Gözleri toprak zeminde huzursuzca kıpırdıyordu. "Farklı evrenler, yaratıklar ve Tanrı. İnandığım onca şeye öyle zıt ki."

Derin bir iç çektim. "Yalnız değilsin," dedim, hafif kederli bir sesle. "Yüzüğü parmağıma taktığımdan beri sorgulamadığım tek bir şey bile olmadı."

"Phersa'yı hiç düşündünüz mü?" diye sordu bu seferde, Jayce. "Neden her şeyi yaratıp sonra da terk etti? Niçin düzeni sağlama görevi bizlere verildi? Tanrı'nın buna yetecek gücü yok mu?"

"Belki de Tanrı sandığımız kadar iyi yürekli değildir," dedi, Afel.

Jayce'in kaşları çatıldı. "İkinci bir dilek hakkım olsaydı onunla yüzleşmeyi isterdim," dedi dişlerinin arasından.

Afel, başını çevirip yanında yürüyen Jayce'e baktı. "Tanrı'yla yüz yüze gelirsen kaybeden sen olursun."

"Eğer kaybetmekten korktuğum tek şey hayattan yitip giderse, o zaman korkmak için hiçbir sebebim kalmaz."

Holly; parıldayan yeşil gözleri, her zaman dağınık olan turuncu saçları ve kendine has kıyafetleri içinde zihnimde canlandı. Samimi gülümsemesinin sakladığı keskin bakışlarıyla doğrudan bana bakıyordu. Jayce onu kurtaracağına inanıyordu fakat Holly, yüzüğün ona gösterdiği şeylere asla inanmamıştı. Holly'nin haksız çıkmasını öyle çok istiyordum ki...

Düşüncelerimle bulanıklaşan zihnim, etrafımda olup bitene karşı beni savunmasız bıraktı. Birkaç saniye süren dalgınlığım, doğrudan üzerimize gelen tehlikeyi görünmez kıldı. Çalıların arasından fırlayan devasa yaratık doğrudan üzerime atılırken yalnızca çığlık atabilecek kadar zamanım olmuştu. Sonrasında bacağımda hissettiğim dayanılmaz acı feryat etmeme neden oldu.

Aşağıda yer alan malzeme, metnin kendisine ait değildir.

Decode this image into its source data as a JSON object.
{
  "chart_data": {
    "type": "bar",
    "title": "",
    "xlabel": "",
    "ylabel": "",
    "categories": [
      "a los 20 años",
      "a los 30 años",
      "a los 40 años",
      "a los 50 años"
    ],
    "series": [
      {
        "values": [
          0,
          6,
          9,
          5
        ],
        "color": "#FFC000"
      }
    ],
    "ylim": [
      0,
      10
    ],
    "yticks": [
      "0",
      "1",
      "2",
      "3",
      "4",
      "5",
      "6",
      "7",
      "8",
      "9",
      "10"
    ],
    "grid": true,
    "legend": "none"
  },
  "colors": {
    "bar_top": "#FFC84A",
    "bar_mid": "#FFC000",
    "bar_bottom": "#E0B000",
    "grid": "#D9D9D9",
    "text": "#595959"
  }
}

Olduğum yere yığıldığımda tek yapabildiğim bacağımı sıkmak ve içimi yakan acıyı oradan söküp atabilmek için dua etmekti. Üstelik birkaç dakika önce dua edeceğim Tanrı'nın umursamazlığı konuşulmuştu.

Afel, tıpkı geldiği gibi aniden yok olan yaratığın ardından bakarken Jayce, yere çökmüştü. Afel, kısa bir süre ormana bakıp, başka bir saldırının gelmeyeceğine emin olurken, Jayce sürünerek yanıma geldi. "Aman Tanrım!"

Yanına oturan Afel, hiç beklemeden bacağımdaki yaraya bakmak için kumaşı yırtıp attı. Gözündeki ifade işlerin iyi olmadığını açıkça gösteriyordu. Nitekim buna emin olmak için ona bakmama gerek yoktu çünkü bacağımdaki yara giderek büyüyen bir işkenceye dönüşüyordu.

"Çok acıyor!" diye çığlık attım, tırnaklarımı bacağıma geçirmişken. "Bir şey yapın! Beni kurtarın bu acıdan!"

"Bu ne şimdi?" diye sordu, Jayce endişeden yüzü buruşurken. "O pis yaratık onu ısırdı! Ne yapacağız!"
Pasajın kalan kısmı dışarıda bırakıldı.